Article: Uninsperation – An Article About Being Being Uninspired When Trying to Write an Article
[ Article By: Liam Walters ]
[Originally posted: 13/08/2010]
So this is a somewhat follow-up on my last Article about Procrastination. In that last article, I talked about how low and behold, I couldn’t finish a transformers article because I just kept putting it off to the point where I just didn’t want to do it any more. (Just in case you were wondering, I still haven’t written anything more on the review, and there’s a good chance that I wont write any more for it anyway).
So as I decided to focus more on articles, I started trying to come up with idea’s and content to write for the articles. Now here was the thing. I actually wanted to start writing something, but I could not think of ANYTHING to write at all. I mean, what the hell. When I have things to write about, I’m not in the mood to, but as soon as I want to write something, I can’t think of anything to write! Is god fucking around with me or something. I’m actually starting to think so, because when I finally decided to go write this article, I found myself not really being in the mood to write any more, and now its taken me nearly a whole week just to get me onto writing it.
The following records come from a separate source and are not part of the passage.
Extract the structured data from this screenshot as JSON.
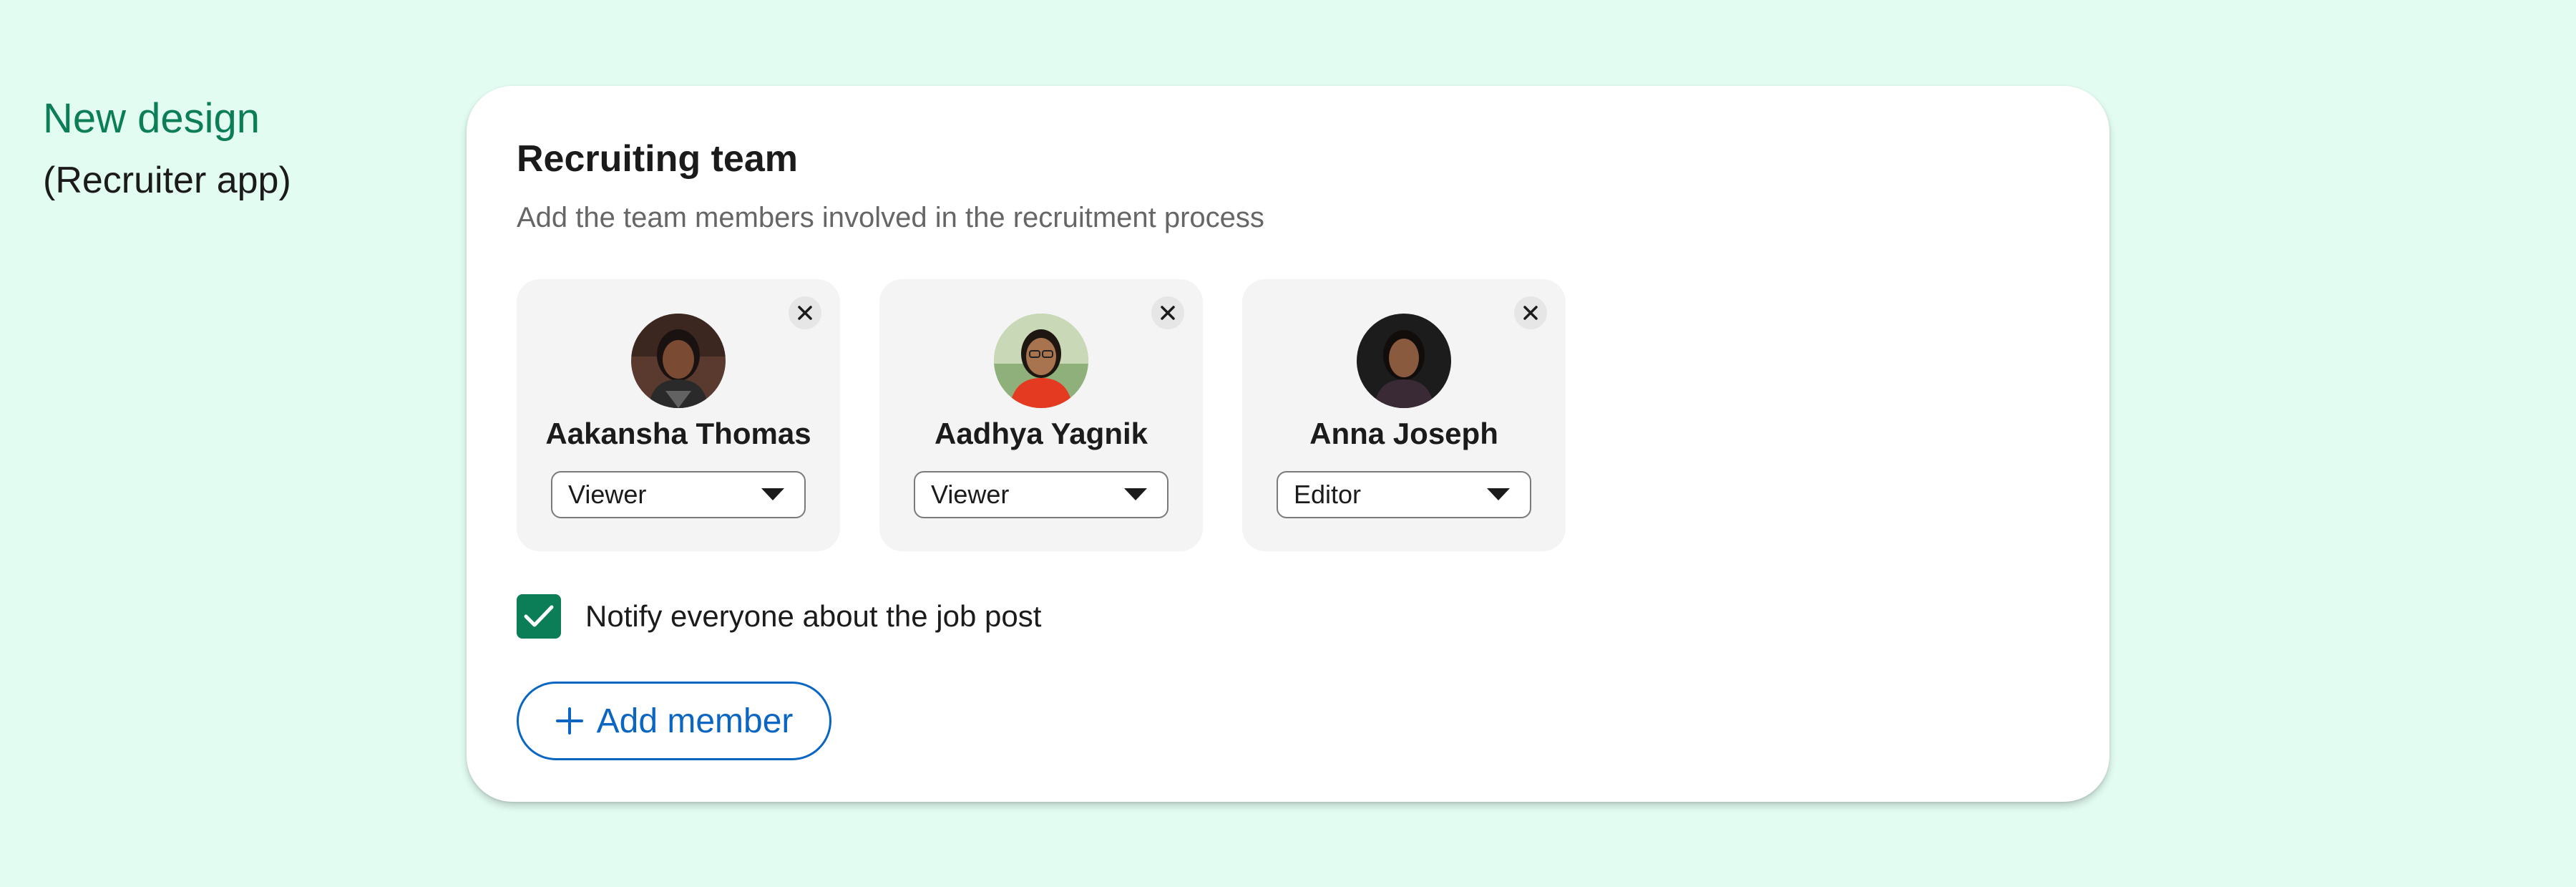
{
  "labels": {
    "title": "New design",
    "subtitle": "(Recruiter app)"
  },
  "recruiting_team": {
    "title": "Recruiting team",
    "subtitle": "Add the team members involved in the recruitment process",
    "members": [
      {
        "name": "Aakansha Thomas",
        "role": "Viewer"
      },
      {
        "name": "Aadhya Yagnik",
        "role": "Viewer"
      },
      {
        "name": "Anna Joseph",
        "role": "Editor"
      }
    ],
    "notify": {
      "label": "Notify everyone about the job post",
      "checked": true
    },
    "add_member_label": "Add member"
  },
  "icons": {
    "remove": "close-icon",
    "dropdown": "caret-down-icon",
    "checkbox": "checkmark-icon",
    "add": "plus-icon"
  },
  "colors": {
    "page_background": "#e2fcf1",
    "accent_green": "#0b7d57",
    "link_blue": "#0a66c2",
    "card_background": "#f4f4f4"
  }
}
Don’t get me wrong, I know not that many people really read these articles, but I would still like to try to get at least one out a week. And it’s not like the writing fairy has come over and said ‘Thou shalt not write no more!’ in a deep booming voice. No. Because I can still write as evidenced by my last blog and the ramble I posted yesterday.
I know I know, this is different because I have to try to focus on one topic, and also with the way I want my articles to be, I also need to do this funny, cynical satire type of writing. I mean, I don’t even know if half of this is actually funny. I’m not really trying to make it funny all that much, like, I do exaggerate and blow things out of proportion because its funny, but I fear I’m getting off topic a little here.
So back to my original point. Why does it seem like the whole worlds trying to stop me from writing these articles. I don’t know, maybe its just me. I am kind of a moron when it comes to stuff like this. I go through so many fads its uncountable. Just stuff like making vlogs, doing commentaries, doing reviews, doing animation and all this other stuff that I have been right into, until I actually start doing it. At that point, I realise how much effort it takes and just give in, because I can’t really motivate myself to do something if I feel like no ones going to really care about it.
That’s my problem, maybe I would have more people reading my stuff or watching my videos if I actually stuck at half the projects that I start, and see them through to the end. I just expect to get known so quickly, so I can use the fact that people are interested as motivation to keep moving me forward and doing new things.
But in the end, I do think I’m learning. I am actually writing this article now, and hopefully I’ll be able to do more soon and keep an average posting rate going. Who knows, maybe what I said would come true. If I stick to something, I may actually draw fans in.
Wow, my ego is that small that I need validation from others just to keep going. I’m such a loser.
Ah well, there so many famous losers on the internet, if I do get well-known then I’m only adding to the rest. And if I don’t, well, Internet obscurity is quite a comforting place.
I never really know how to end these things, so yeah… Comment, share and do all that twoddle.